А вот Кюмсаль, похоже, нет.

— Мы проводим дополнительный урок массажа, валиде-хатун. Традиции это дозволяют в свободжное от основных занятий время. И даже поощряют подобное усердие.

Голос почтителен, и глаза у новоиспеченной калфу подобающе потуплены — да только это уже не важно. Хадидже мысленно охнула, втянула голову в плечи, согнулась еще ниже.

Не повезло.

Разъяренное сопение Халиме-султан было подобно приближающемуся урагану — вроде и далеко еще, вроде и не так уж и громко, а по коже все равно бегут мурашки.

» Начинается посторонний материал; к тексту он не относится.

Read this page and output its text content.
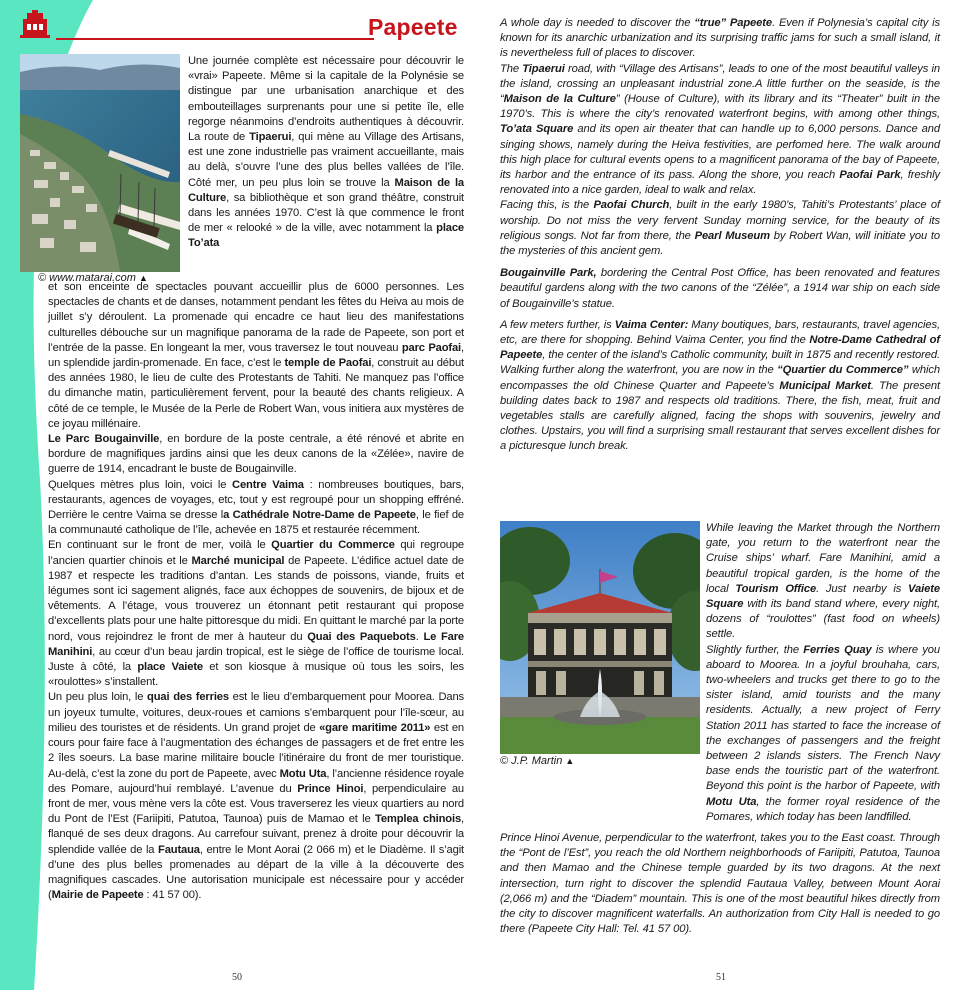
Papeete
© www.matarai.com ▲
© J.P. Martin ▲
Une journée complète est nécessaire pour découvrir le «vrai» Papeete. Même si la capitale de la Polynésie se distingue par une urbanisation anarchique et des embouteillages surprenants pour une si petite île, elle regorge néanmoins d’endroits authentiques à découvrir. La route de Tipaerui, qui mène au Village des Artisans, est une zone industrielle pas vraiment accueillante, mais au delà, s’ouvre l’une des plus belles vallées de l’île. Côté mer, un peu plus loin se trouve la Maison de la Culture, sa bibliothèque et son grand théâtre, construit dans les années 1970. C’est là que commence le front de mer « relooké » de la ville, avec notamment la place To’ata
et son enceinte de spectacles pouvant accueillir plus de 6000 personnes. Les spectacles de chants et de danses, notamment pendant les fêtes du Heiva au mois de juillet s’y déroulent. La promenade qui encadre ce haut lieu des manifestations culturelles débouche sur un magnifique panorama de la rade de Papeete, son port et l’entrée de la passe. En longeant la mer, vous traversez le tout nouveau parc Paofai, un splendide jardin-promenade. En face, c’est le temple de Paofai, construit au début des années 1980, le lieu de culte des Protestants de Tahiti. Ne manquez pas l’office du dimanche matin, particulièrement fervent, pour la beauté des chants religieux. A côté de ce temple, le Musée de la Perle de Robert Wan, vous initiera aux mystères de ce joyau millénaire.
Le Parc Bougainville, en bordure de la poste centrale, a été rénové et abrite en bordure de magnifiques jardins ainsi que les deux canons de la «Zélée», navire de guerre de 1914, encadrant le buste de Bougainville.
Quelques mètres plus loin, voici le Centre Vaima : nombreuses boutiques, bars, restaurants, agences de voyages, etc, tout y est regroupé pour un shopping effréné. Derrière le centre Vaima se dresse la Cathédrale Notre-Dame de Papeete, le fief de la communauté catholique de l’île, achevée en 1875 et restaurée récemment.
En continuant sur le front de mer, voilà le Quartier du Commerce qui regroupe l’ancien quartier chinois et le Marché municipal de Papeete. L’édifice actuel date de 1987 et respecte les traditions d’antan. Les stands de poissons, viande, fruits et légumes sont ici sagement alignés, face aux échoppes de souvenirs, de bijoux et de vêtements. A l’étage, vous trouverez un étonnant petit restaurant qui propose d’excellents plats pour une halte pittoresque du midi. En quittant le marché par la porte nord, vous rejoindrez le front de mer à hauteur du Quai des Paquebots. Le Fare Manihini, au cœur d’un beau jardin tropical, est le siège de l’office de tourisme local. Juste à côté, la place Vaiete et son kiosque à musique où tous les soirs, les «roulottes» s’installent.
Un peu plus loin, le quai des ferries est le lieu d’embarquement pour Moorea. Dans un joyeux tumulte, voitures, deux-roues et camions s’embarquent pour l’île-sœur, au milieu des touristes et de résidents. Un grand projet de «gare maritime 2011» est en cours pour faire face à l’augmentation des échanges de passagers et de fret entre les 2 îles soeurs. La base marine militaire boucle l’itinéraire du front de mer touristique. Au-delà, c’est la zone du port de Papeete, avec Motu Uta, l’ancienne résidence royale des Pomare, aujourd’hui remblayé. L’avenue du Prince Hinoi, perpendiculaire au front de mer, vous mène vers la côte est. Vous traverserez les vieux quartiers au nord du Pont de l’Est (Fariipiti, Patutoa, Taunoa) puis de Mamao et le Templea chinois, flanqué de ses deux dragons. Au carrefour suivant, prenez à droite pour découvrir la splendide vallée de la Fautaua, entre le Mont Aorai (2 066 m) et le Diadème. Il s’agit d’une des plus belles promenades au départ de la ville à la découverte des magnifiques cascades. Une autorisation municipale est nécessaire pour y accéder (Mairie de Papeete : 41 57 00).
A whole day is needed to discover the “true” Papeete. Even if Polynesia’s capital city is known for its anarchic urbanization and its surprising traffic jams for such a small island, it is nevertheless full of places to discover.
The Tipaerui road, with “Village des Artisans”, leads to one of the most beautiful valleys in the island, crossing an unpleasant industrial zone.A little further on the seaside, is the “Maison de la Culture” (House of Culture), with its library and its “Theater” built in the 1970’s. This is where the city’s renovated waterfront begins, with among other things, To’ata Square and its open air theater that can handle up to 6,000 persons. Dance and singing shows, namely during the Heiva festivities, are perfomed here. The walk around this high place for cultural events opens to a magnificent panorama of the bay of Papeete, its harbor and the entrance of its pass. Along the shore, you reach Paofai Park, freshly renovated into a nice garden, ideal to walk and relax.
Facing this, is the Paofai Church, built in the early 1980’s, Tahiti’s Protestants’ place of worship. Do not miss the very fervent Sunday morning service, for the beauty of its religious songs. Not far from there, the Pearl Museum by Robert Wan, will initiate you to the mysteries of this ancient gem.
Bougainville Park, bordering the Central Post Office, has been renovated and features beautiful gardens along with the two canons of the “Zélée”, a 1914 war ship on each side of Bougainville’s statue.
A few meters further, is Vaima Center: Many boutiques, bars, restaurants, travel agencies, etc, are there for shopping. Behind Vaima Center, you find the Notre-Dame Cathedral of Papeete, the center of the island’s Catholic community, built in 1875 and recently restored. Walking further along the waterfront, you are now in the “Quartier du Commerce” which encompasses the old Chinese Quarter and Papeete’s Municipal Market. The present building dates back to 1987 and respects old traditions. There, the fish, meat, fruit and vegetables stalls are carefully aligned, facing the shops with souvenirs, jewelry and clothes. Upstairs, you will find a surprising small restaurant that serves excellent dishes for a picturesque lunch break.
While leaving the Market through the Northern gate, you return to the waterfront near the Cruise ships’ wharf. Fare Manihini, amid a beautiful tropical garden, is the home of the local Tourism Office. Just nearby is Vaiete Square with its band stand where, every night, dozens of “roulottes” (fast food on wheels) settle.
Slightly further, the Ferries Quay is where you aboard to Moorea. In a joyful brouhaha, cars, two-wheelers and trucks get there to go to the sister island, amid tourists and the many residents. Actually, a new project of Ferry Station 2011 has started to face the increase of the exchanges of passengers and the freight between 2 islands sisters. The French Navy base ends the touristic part of the waterfront. Beyond this point is the harbor of Papeete, with Motu Uta, the former royal residence of the Pomares, which today has been landfilled.
Prince Hinoi Avenue, perpendicular to the waterfront, takes you to the East coast. Through the “Pont de l’Est”, you reach the old Northern neighborhoods of Fariipiti, Patutoa, Taunoa and then Mamao and the Chinese temple guarded by its two dragons. At the next intersection, turn right to discover the splendid Fautaua Valley, between Mount Aorai (2,066 m) and the “Diadem” mountain. This is one of the most beautiful hikes directly from the city to discover magnificent waterfalls. An authorization from City Hall is needed to go there (Papeete City Hall: Tel. 41 57 00).
50	51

— Дозволяет. И предписывает. Да. Но только для младших гедиклис, тех, чья судьба еще не определена. Не для избранных. Предполагается, что у избранных другие заботы. Более важные чем то, что может исполнить любой ученик евнуха. И если избранные не понимают и не ценят оказанной им чести… что ж, полагаю, мой долг сообщить Кёсем, что она поторопилась.

Величественно развернувшись, Халиме-султан покинула массажный зал, подпевалы устремились за ней, шумя и толкаясь.

Неприязнь — плохой советчик, она делает мысли мутными и липкими, словно прокисший виноградный сироп, а потому смысл последних фраз дошел до Хадидже не сразу. Постепенно, не как по ступенькам даже, а словно бы на качелях. «Судьба определена, избранные…» — это ведь о них! Значит, имя действительно неслучайно, значит, со дня на день свершится… вернее, с ночи на ночь, конечно же! И сердце взмывает под самые облака, словно на качелях, и замирает сладко-сладко в самой высшей точке, где ты паришь, словно птица…

«Не ценят оказанной чести… долг сообщить… поторопилась».